Пойди туда — не знаю куда (Максимов) - страница 75

Дурацкая тряпичная лялька с глупыми, голубыми, как у Надежды Захаровны Царевич, глазищами пропала вместе с черным джипом «гранд-чероки».

— Черт бы тебя подрал, дура лупоглазая! — скрежетнув зубами, простонал Магомед.

ГЛАВА ДВЕНАДЦАТАЯ,

в конце которой звучат пистолетные выстрелы

Вовчика обнаружил Киндер-сюрприз. Здоровенный детина с бинтом на лбу, широко разбросив руки, лежал за аккуратно подстриженными кустиками, обрамлявшими автостоянку.

— Тут, елы-еп, это! — завопил полезший туда по малой нужде волосан. — Труп, елы!.. Ну, блин, ва-аще!

Не сразу пришедший в себя Убивец лепетал что-то несусветное:

— Ведьма… Глаза у нее!.. Сказала: иди ко мне, ду… дурашка… за кусты… Пошел…

— Пошел?! Зачем?! — с трудом сдерживаясь, прошипел склонившийся к Вовчику Магомед. — Почему пошел?

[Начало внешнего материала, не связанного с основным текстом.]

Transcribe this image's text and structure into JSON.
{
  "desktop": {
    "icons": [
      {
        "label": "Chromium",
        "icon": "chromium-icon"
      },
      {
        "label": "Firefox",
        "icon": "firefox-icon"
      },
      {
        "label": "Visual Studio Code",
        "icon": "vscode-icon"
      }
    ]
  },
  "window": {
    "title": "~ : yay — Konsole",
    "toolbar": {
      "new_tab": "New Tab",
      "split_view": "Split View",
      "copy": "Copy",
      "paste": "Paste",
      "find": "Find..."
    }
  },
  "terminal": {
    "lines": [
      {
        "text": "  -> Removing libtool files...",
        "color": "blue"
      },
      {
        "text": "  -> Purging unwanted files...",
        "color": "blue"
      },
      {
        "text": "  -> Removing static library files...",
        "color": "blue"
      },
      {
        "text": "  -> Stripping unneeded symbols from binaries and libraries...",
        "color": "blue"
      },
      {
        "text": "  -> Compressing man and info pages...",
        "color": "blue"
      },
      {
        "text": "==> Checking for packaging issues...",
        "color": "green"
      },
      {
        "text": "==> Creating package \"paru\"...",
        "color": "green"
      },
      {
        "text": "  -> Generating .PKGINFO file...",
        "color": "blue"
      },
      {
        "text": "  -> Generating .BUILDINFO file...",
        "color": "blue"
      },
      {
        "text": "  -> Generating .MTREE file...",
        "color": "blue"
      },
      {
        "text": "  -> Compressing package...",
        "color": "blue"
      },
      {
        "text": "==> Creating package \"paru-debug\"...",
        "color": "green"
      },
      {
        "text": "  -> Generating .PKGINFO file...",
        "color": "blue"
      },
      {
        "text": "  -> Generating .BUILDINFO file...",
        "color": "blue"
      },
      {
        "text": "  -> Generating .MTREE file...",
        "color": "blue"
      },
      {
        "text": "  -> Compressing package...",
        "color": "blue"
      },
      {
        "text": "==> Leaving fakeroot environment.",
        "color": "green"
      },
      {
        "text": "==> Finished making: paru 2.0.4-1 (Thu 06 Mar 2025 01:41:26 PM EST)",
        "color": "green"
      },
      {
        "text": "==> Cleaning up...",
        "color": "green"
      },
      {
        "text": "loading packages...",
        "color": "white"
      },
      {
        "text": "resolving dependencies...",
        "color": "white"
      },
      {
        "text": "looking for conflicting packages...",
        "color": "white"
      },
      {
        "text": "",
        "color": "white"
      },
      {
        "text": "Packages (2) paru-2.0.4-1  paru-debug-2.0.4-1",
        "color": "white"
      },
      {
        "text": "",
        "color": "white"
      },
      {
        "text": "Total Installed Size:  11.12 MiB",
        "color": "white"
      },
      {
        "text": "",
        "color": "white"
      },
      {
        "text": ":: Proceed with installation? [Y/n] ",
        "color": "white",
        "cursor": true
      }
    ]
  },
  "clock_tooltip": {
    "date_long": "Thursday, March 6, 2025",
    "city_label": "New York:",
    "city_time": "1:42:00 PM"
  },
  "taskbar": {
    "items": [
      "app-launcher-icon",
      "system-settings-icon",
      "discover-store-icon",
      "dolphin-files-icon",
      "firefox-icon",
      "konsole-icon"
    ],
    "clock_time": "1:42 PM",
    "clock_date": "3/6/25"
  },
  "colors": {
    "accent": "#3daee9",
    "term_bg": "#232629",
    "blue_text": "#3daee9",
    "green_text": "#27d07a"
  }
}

— Глаза у нее… зеленые… светятся… пошел… Больше ничего… ничего не помню…

Вовчика выгнуло. Изо рта у него пошла пена.

— Эх! — горестно вздохнул Мишаня. — Это она его «параличом». Баллончик у меня в бардачке лежал с нервно-паралитическим. Берите — ведь сам же и предложил! — может, говорю, пригодится!..

— Вот и пригодился! — сплюнул на траву Магомед.

Удрученный Мишаня по радиотелефону связался с Константином Эрастовичем. Шеф был вне себя:

— Пропала?! То есть как пропала! А я тебя зачем посылал?.. Какой еще к черту джип «чероки»?! Ничего не понимаю!

Шкаф, на котором лица не было, жалко оправдывался. Глаза у него при этом были как у гадящей на ковер собаки. В очередной раз тяжко вздохнув, он вдруг протянул трубку Боре Базлаеву:

— Тут тебя…

Боря, приложивший телефонный аппарат к уху, чуть не выронил его от неожиданности! Голос, который он услышал, не узнать было невозможно.

— Гдэ джып, Магамэт? — прохрипел Ашот Акопович.

Белая бабочка-капустница, суетливо мельтеша крылышками, села на голову вновь потерявшего сознание Убивца.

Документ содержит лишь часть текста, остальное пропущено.